In the second and third centuries before Christ, Jewish scholars translated their Hebrew Bible into Greek. We call their work the Septuagint. Interesting questions might be: When they used the Greek word pistis (faith), what Hebrew words and ideas were they trying to convey? Was their understanding of faith broader, the same or narrower than ours? Take a look.
Here is a list of the Hebrew words whose concepts the Septuagint translators chose to render into Greek by using pistis:
‘emun – trusting, faithfulness: Deuteronomy 32:20; Proverbs 13:17
‘emunah – faithfulness, trust and truth because it is reliable as something that is firm and steadfast: 1 Samuel 26:23; Psalm 33:4; Proverbs 12:17,22; 2 Kings 12:15; 1 Chronicles 9:31; 2 Chronicles 31:15; 34:12; Jeremiah 5:1; Hosea 2:20; Habakkuk 2:4
‘amanah – faith, support. Hence, a sure or reliable covenant: Nehemiah 9:38
‘emet – firmness, faithfulness: Proverbs 3:3
‘aman – made sure. Hence, if something is not made sure then it fails: Jeremiah 15:18
When the Septuagint translators encountered Hebrew words conveying trustworthiness and faithfulness, they chose to use the Greek word pistis to convey these ideas. It would appear their core understanding of pistis revolved around the idea of something or someone being reliable, embodying trustworthiness or exemplifying faithfulness through actions.
What is intriguing about their usage of faith is that its core idea was not limited to being an inner conviction or belief.

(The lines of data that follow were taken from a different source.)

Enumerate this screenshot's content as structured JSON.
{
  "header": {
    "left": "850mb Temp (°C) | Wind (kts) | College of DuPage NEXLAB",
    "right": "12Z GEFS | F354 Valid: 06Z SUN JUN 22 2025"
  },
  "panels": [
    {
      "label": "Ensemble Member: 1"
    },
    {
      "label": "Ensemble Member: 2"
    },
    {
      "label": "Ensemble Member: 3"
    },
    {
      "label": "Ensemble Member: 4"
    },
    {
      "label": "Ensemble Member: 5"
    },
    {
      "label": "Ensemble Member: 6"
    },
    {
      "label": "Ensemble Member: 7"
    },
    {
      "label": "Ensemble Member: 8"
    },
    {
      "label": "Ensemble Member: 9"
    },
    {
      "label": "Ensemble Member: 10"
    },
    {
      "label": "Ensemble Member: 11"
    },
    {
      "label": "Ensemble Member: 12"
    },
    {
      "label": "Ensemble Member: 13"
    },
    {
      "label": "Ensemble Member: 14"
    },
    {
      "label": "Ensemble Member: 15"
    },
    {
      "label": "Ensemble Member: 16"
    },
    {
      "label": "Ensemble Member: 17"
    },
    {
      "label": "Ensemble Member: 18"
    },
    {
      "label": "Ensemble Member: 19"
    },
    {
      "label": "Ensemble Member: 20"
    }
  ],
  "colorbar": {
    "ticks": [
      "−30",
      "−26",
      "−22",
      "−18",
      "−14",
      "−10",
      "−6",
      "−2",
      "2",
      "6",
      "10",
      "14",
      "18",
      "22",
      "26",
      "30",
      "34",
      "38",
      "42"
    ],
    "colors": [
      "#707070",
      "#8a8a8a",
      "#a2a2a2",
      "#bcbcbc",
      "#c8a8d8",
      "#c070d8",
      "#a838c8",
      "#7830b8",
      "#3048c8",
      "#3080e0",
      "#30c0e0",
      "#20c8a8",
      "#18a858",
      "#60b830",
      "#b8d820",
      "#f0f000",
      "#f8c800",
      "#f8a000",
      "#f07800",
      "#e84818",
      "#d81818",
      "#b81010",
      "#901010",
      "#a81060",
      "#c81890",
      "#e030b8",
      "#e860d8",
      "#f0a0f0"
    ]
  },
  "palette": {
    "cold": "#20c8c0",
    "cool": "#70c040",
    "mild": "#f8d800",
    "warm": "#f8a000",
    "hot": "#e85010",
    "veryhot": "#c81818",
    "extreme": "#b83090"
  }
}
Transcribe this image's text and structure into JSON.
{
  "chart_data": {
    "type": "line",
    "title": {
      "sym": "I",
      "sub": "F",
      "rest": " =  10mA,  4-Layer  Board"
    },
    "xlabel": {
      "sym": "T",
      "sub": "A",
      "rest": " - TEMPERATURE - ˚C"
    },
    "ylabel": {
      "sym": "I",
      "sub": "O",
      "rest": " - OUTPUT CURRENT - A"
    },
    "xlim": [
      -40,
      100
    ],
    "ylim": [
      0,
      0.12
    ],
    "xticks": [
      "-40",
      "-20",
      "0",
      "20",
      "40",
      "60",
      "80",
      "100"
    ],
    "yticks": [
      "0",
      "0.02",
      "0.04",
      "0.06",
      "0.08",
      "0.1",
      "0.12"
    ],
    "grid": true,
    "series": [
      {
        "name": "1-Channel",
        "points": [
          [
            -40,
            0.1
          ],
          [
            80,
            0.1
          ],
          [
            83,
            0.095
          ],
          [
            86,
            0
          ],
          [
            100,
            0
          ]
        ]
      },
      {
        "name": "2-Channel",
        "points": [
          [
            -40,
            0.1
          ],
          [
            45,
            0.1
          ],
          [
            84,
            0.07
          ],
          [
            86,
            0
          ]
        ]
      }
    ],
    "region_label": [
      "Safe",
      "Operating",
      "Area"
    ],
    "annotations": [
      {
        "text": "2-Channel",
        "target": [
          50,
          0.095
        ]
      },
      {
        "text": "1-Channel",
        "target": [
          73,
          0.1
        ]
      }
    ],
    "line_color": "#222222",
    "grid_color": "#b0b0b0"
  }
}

Rather, their notion of faith revolved around being reliable – which could also be seen through action.
How does such an understanding compare with our ideas about faith? Can our view of faith embrace action or is it limited to the realm of inner convictions and beliefs?
Were they wrong to use faith in this way? Does the New Testament usage of faith also encompass faith as action? In other words, if our understanding of faith limits it to being a confident belief, are we in agreement with how the New Testament’s uses faith?
If we assume that faith means just believing, we will obtain a message from the New Testament. However, will this entail comprehending the authors’ intended meaning and hence achieve an author-centered understanding? Or will it merely be an echo of our own assumptions, thus confining us to a reader-centered understanding?
All of these questions highlight the value of asking fundamental questions and exploring the evidence. Relying upon assumptions is not a reliable path. It has been said that unexamined assumptions are the most dangerous ones. The reason for this is assumptions wield tremendous power influencing our lives. Unexamined assumptions thus wield that power without us realizing we are being controlled by them.